Marcelo Guevara-Tlatelpa, 58, of Pahrump, died Friday, May 22, days after a rollover crash on State Route 160 that left him with life-threatening injuries. Nevada State Police said the wreck happened at about 11:10 p.m. Wednesday, May 13, near mile marker 25 in Clark County, when a northbound Nissan Frontier left the roadway, entered the center dirt median and overturned after the driver steered right and lost control.
Investigators said the truck struck a cable barrier in the rollover. Guevara-Tlatelpa was not restrained and was ejected from the vehicle before being flown by air ambulance for emergency treatment. His death was the 32nd traffic-related fatality in Nevada State Police Highway Patrol Southern Command’s jurisdiction this year, adding another grim mark to a corridor that many Pahrump residents use every day to reach Las Vegas.

State Route 160 is the main travel corridor between Las Vegas and Pahrump, and the Nevada Department of Transportation has said the upgraded rural highway segment averages about 8,600 vehicles a day. NDOT completed a $59 million, two-year widening project on a 6-mile stretch of SR 160 in southwest Clark County in 2020, but the agency has continued studying the broader SR 160 and SR 159 corridor for future improvements as growth pushes farther out from the Las Vegas Valley.

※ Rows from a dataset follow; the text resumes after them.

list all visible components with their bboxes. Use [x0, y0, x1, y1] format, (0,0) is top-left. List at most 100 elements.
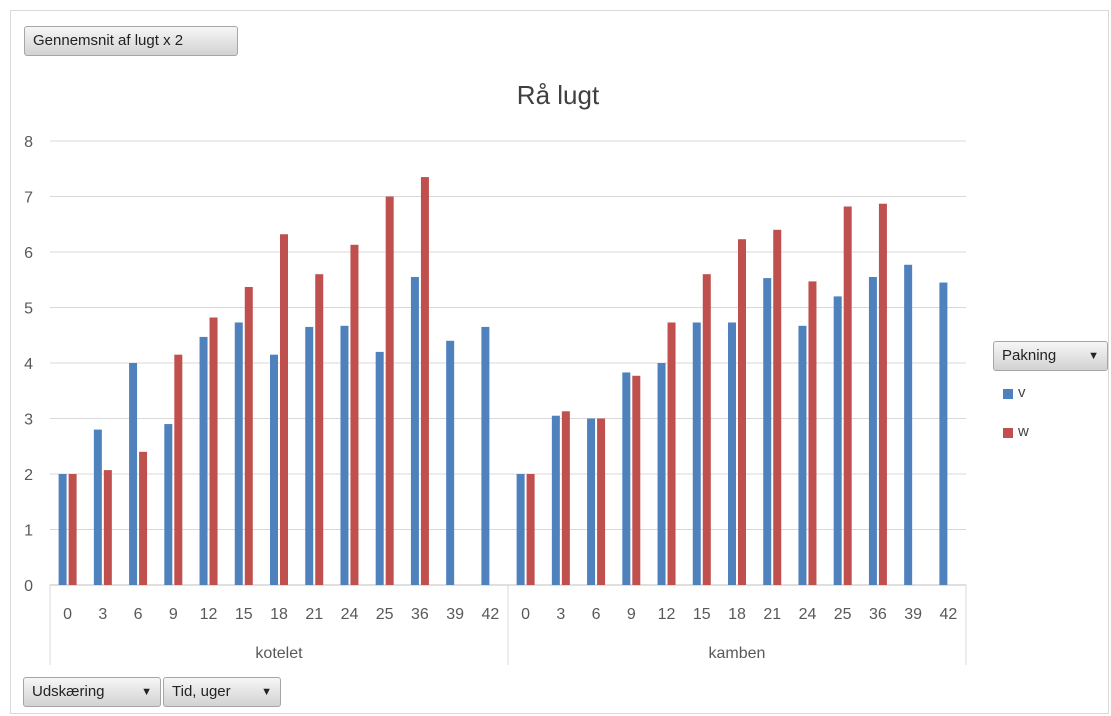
bar-w — [878, 203, 887, 585]
legend-swatch-v — [1003, 389, 1013, 399]
y-tick-label: 6 — [24, 245, 33, 262]
cut-filter-label: Udskæring — [32, 683, 105, 700]
y-tick-label: 3 — [24, 412, 33, 429]
x-tick-label: 39 — [446, 606, 464, 623]
bar-v — [798, 325, 807, 585]
y-tick-label: 0 — [24, 578, 33, 595]
x-tick-label: 15 — [693, 606, 711, 623]
x-tick-label: 0 — [63, 606, 72, 623]
x-tick-label: 3 — [98, 606, 107, 623]
time-filter-label: Tid, uger — [172, 683, 231, 700]
x-tick-label: 24 — [799, 606, 817, 623]
x-tick-label: 9 — [169, 606, 178, 623]
bar-v — [305, 326, 314, 585]
bar-v — [904, 264, 913, 585]
x-tick-label: 6 — [592, 606, 601, 623]
value-field-label: Gennemsnit af lugt x 2 — [33, 32, 184, 49]
x-tick-label: 6 — [134, 606, 143, 623]
group-label: kamben — [709, 645, 766, 662]
x-tick-label: 42 — [939, 606, 957, 623]
bar-v — [199, 336, 208, 585]
bar-w — [139, 451, 148, 585]
x-tick-label: 18 — [728, 606, 746, 623]
dropdown-arrow-icon: ▼ — [1088, 350, 1099, 362]
x-tick-label: 3 — [556, 606, 565, 623]
bar-w — [667, 322, 676, 585]
bar-v — [375, 351, 384, 585]
y-tick-label: 1 — [24, 523, 33, 540]
bar-v — [728, 322, 736, 585]
x-tick-label: 25 — [834, 606, 852, 623]
bar-w — [209, 317, 218, 585]
bar-w — [561, 411, 570, 585]
dropdown-arrow-icon: ▼ — [261, 686, 272, 698]
x-tick-label: 15 — [235, 606, 253, 623]
bar-v — [868, 276, 877, 585]
bar-w — [843, 206, 852, 586]
bar-v — [340, 325, 349, 585]
bar-v — [551, 415, 560, 585]
y-tick-label: 2 — [24, 467, 33, 484]
x-tick-label: 42 — [481, 606, 499, 623]
dropdown-arrow-icon: ▼ — [141, 686, 152, 698]
bar-w — [420, 177, 429, 585]
bar-w — [280, 234, 288, 586]
bar-w — [315, 274, 324, 585]
x-tick-label: 25 — [376, 606, 394, 623]
y-tick-label: 4 — [24, 356, 33, 373]
bar-v — [692, 322, 701, 585]
bar-v — [446, 340, 455, 585]
bar-v — [58, 474, 67, 585]
x-tick-label: 12 — [200, 606, 218, 623]
bar-w — [174, 354, 183, 585]
cut-filter-button[interactable]: Udskæring ▼ — [23, 677, 161, 707]
bar-w — [632, 375, 641, 585]
x-tick-label: 9 — [627, 606, 636, 623]
time-filter-button[interactable]: Tid, uger ▼ — [163, 677, 281, 707]
bar-v — [763, 278, 772, 585]
bar-v — [587, 418, 596, 585]
legend-swatch-w — [1003, 428, 1013, 438]
chart-frame — [10, 10, 1109, 714]
bar-v — [481, 326, 490, 585]
bar-w — [808, 281, 817, 585]
bar-v — [622, 372, 631, 585]
bar-w — [597, 418, 606, 585]
legend-label-w: w — [1018, 423, 1029, 440]
packing-filter-button[interactable]: Pakning ▼ — [993, 341, 1108, 371]
bar-w — [103, 470, 112, 585]
bar-v — [93, 429, 102, 585]
legend-label-v: v — [1018, 384, 1026, 401]
x-tick-label: 0 — [521, 606, 530, 623]
bar-w — [738, 239, 746, 586]
value-field-button[interactable]: Gennemsnit af lugt x 2 — [24, 26, 238, 56]
packing-filter-label: Pakning — [1002, 347, 1057, 364]
bar-w — [526, 474, 535, 585]
bar-w — [350, 244, 359, 585]
x-tick-label: 39 — [904, 606, 922, 623]
bar-v — [270, 354, 278, 585]
bar-v — [129, 363, 138, 585]
bar-w — [773, 229, 782, 586]
x-tick-label: 24 — [341, 606, 359, 623]
y-tick-label: 5 — [24, 301, 33, 318]
bar-w — [244, 286, 253, 585]
x-tick-label: 12 — [658, 606, 676, 623]
group-label: kotelet — [255, 645, 303, 662]
bar-v — [410, 276, 419, 585]
y-tick-label: 8 — [24, 134, 33, 151]
x-tick-label: 21 — [305, 606, 323, 623]
x-tick-label: 21 — [763, 606, 781, 623]
bar-w — [385, 196, 394, 585]
x-tick-label: 36 — [411, 606, 429, 623]
x-tick-label: 36 — [869, 606, 887, 623]
bar-w — [68, 474, 77, 585]
bar-v — [234, 322, 243, 585]
bar-w — [702, 274, 711, 585]
bar-v — [516, 474, 525, 585]
bar-v — [657, 363, 666, 585]
bar-v — [939, 282, 948, 585]
bar-v — [164, 424, 173, 585]
chart-title: Rå lugt — [517, 80, 600, 110]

That study area runs about 70 miles along SR 160 from Las Vegas Boulevard to Roadrunner Road in Pahrump, along with about 16 miles of SR 159 from the SR 160 junction to CC-215 in Summerlin. NDOT has said the work is meant to identify future enhancements for drivers and other users as traffic increases along the route.
The latest death also fits a pattern that has long drawn concern on Highway 160. The Las Vegas Review-Journal has described SR 160 as one of Southern Nevada’s more dangerous roads, and a Dec. 24, 2024 rollover on Pahrump Valley Highway, also part of SR 160, killed 64-year-old David Gregory Roberts after he was ejected from his SUV. Statewide, Nevada recorded 386 roadway deaths in 2023, the second-deadliest year on state roads since 2006, according to state data cited in local reporting.
For Nye County commuters, the lesson on Highway 160 is unchanged: on a long rural route where speed, darkness and roadway geometry can turn a mistake into a fatal crash, seat belts remain one of the few protections that can still make a difference.